A final note on the sound: there's not one word of voice acting in this game, even in the cutscenes. Instead, all dialogue is accompanied by the classic one-beep-per-letter sound system. I bring it up so that I can call out one more little thing that I think the developers got right - every character has their own beep "voice." Boys tend to be lower than girls, kids are higher, and while they're not different enough that you'd be able to close your eyes and say "yep, that's Shu," it's still a detail I appreciated.

Great, but will I wish my DS came with a mouse?

As you'd expect from a Real-Time Strategy game on the DS, the touch screen is all-important to Blue Dragon Plus, and I was happy to find that its use was very intuitive. Tapping a character selects them, tapping the open ground directs selected character(s) to it, and tapping an enemy targets them. Icons on the screen allow you to quickly select your entire team or to pause the game to draw a circle around a few characters and divide your forces. The D-pad moves the camera around the map, and although I never used them, the face buttons can be used like the screen icons to select characters. Assuming you're a righty, all is well with the world.

Unfortunately, I'm left-handed, and the game doesn't allow you to flip the buttons to accommodate that (swapping the functionality of the face buttons with the D-pad), so I found myself having to awkwardly work the D-pad with a stylus in the same hand. It didn't radically interfere with my enjoyment of the game as a whole, but did lead to a number of mildly frustrating moments.
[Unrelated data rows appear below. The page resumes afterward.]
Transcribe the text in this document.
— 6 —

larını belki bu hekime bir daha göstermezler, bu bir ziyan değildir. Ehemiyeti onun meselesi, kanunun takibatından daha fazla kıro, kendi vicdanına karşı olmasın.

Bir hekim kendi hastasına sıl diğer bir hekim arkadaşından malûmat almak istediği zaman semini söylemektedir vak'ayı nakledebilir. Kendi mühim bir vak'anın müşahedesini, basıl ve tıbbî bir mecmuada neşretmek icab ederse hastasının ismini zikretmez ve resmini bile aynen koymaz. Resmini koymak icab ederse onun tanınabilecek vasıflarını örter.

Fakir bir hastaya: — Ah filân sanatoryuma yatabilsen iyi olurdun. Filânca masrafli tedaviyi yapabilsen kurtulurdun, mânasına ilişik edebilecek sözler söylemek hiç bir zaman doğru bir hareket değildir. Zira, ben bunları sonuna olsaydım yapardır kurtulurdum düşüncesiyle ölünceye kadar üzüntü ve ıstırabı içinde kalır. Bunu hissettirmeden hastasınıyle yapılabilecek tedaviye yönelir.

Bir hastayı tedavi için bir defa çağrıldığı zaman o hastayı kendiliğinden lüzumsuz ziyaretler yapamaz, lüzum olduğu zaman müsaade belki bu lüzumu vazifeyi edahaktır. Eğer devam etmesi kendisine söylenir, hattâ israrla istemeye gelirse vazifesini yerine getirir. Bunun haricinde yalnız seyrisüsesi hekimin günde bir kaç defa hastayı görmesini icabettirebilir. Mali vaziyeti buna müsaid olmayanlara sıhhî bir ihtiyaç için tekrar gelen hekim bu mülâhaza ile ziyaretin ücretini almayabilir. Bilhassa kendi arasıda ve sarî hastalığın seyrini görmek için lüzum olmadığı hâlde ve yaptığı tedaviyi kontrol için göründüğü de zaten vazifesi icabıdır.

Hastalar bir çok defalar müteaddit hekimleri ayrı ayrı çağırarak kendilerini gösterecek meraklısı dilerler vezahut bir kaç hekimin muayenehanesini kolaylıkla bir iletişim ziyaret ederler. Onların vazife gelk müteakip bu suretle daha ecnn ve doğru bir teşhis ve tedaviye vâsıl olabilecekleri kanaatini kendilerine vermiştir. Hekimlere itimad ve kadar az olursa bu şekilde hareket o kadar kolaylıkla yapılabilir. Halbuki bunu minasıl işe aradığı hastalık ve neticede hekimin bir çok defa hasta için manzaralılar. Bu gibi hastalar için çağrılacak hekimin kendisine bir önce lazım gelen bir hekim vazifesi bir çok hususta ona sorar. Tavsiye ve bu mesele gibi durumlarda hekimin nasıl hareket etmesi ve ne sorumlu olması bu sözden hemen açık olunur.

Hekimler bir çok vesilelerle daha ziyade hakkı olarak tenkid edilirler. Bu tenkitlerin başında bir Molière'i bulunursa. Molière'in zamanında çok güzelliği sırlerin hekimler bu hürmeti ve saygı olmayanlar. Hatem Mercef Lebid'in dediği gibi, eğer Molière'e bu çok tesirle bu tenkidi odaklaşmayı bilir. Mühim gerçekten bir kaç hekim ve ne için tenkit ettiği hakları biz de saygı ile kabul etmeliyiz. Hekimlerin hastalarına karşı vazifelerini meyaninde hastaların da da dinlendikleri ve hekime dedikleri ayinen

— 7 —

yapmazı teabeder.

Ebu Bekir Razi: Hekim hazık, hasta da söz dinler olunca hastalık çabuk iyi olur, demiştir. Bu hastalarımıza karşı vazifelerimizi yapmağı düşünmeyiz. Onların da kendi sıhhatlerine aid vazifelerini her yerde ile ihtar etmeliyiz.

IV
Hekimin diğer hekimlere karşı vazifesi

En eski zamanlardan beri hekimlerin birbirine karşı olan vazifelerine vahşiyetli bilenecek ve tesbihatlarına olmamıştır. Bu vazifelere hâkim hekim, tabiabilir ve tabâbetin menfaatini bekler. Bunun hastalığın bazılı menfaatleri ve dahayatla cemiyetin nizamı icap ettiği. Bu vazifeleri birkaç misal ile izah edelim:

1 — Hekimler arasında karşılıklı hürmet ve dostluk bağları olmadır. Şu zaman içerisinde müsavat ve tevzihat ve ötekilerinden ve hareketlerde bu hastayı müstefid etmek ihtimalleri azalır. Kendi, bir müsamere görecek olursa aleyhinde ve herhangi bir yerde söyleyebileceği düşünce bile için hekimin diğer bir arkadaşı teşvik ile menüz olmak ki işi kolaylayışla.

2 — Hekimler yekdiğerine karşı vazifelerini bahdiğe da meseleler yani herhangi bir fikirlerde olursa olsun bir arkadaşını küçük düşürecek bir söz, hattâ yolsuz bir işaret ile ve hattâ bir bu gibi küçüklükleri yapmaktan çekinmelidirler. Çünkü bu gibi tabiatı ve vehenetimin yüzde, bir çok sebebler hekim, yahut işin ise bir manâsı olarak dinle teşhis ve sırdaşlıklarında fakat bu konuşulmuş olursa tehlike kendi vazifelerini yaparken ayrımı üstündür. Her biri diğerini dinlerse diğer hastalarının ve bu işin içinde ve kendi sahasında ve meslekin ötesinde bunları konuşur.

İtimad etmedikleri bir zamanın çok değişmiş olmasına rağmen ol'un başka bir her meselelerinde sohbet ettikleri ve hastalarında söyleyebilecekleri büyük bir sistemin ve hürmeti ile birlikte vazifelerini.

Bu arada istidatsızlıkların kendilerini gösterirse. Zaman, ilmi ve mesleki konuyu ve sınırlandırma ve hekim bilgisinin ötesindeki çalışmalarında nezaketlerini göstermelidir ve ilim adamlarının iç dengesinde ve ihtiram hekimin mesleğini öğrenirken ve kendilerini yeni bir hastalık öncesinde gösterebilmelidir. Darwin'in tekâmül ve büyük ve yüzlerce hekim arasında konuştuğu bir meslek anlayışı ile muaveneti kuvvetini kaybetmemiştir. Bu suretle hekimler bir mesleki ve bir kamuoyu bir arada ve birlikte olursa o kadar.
There were two other control issues I had with the game. First, sometimes when my team was bunched closely together, I had a hard time directing a specific character to the square I wanted. The game would think I was trying to tap on another one of my team members when I really wanted the first person to stand next to the second one to cast a healing spell. Second, if the camera was pointed in three of the four possible directions, it was difficult for me to use the top map as a visual way to move my viewpoint - I'd hit up, and the camera would move down on the map. Frankly, I don't know of anything they could have done to improve this - after all, there is an arrow on the map showing which direction the camera's pointing- but still, it was annoying.

So to wrap it all up:

As a reviewer, you get the chance to play lots of games. Some of them you would have purchased on your own, and others you would have skipped if no one had given you a copy. I'm not good at RTS games, so I don't typically enjoy them. Thus, I would have skipped Blue Dragon Plus, and I would have missed out on a pretty decent game in so doing. It's not flawless, it's not too hard, and the genre change may put off fans of the original game, but it gets a lot of little things right, and the whole ends up being greater than the sum of its parts.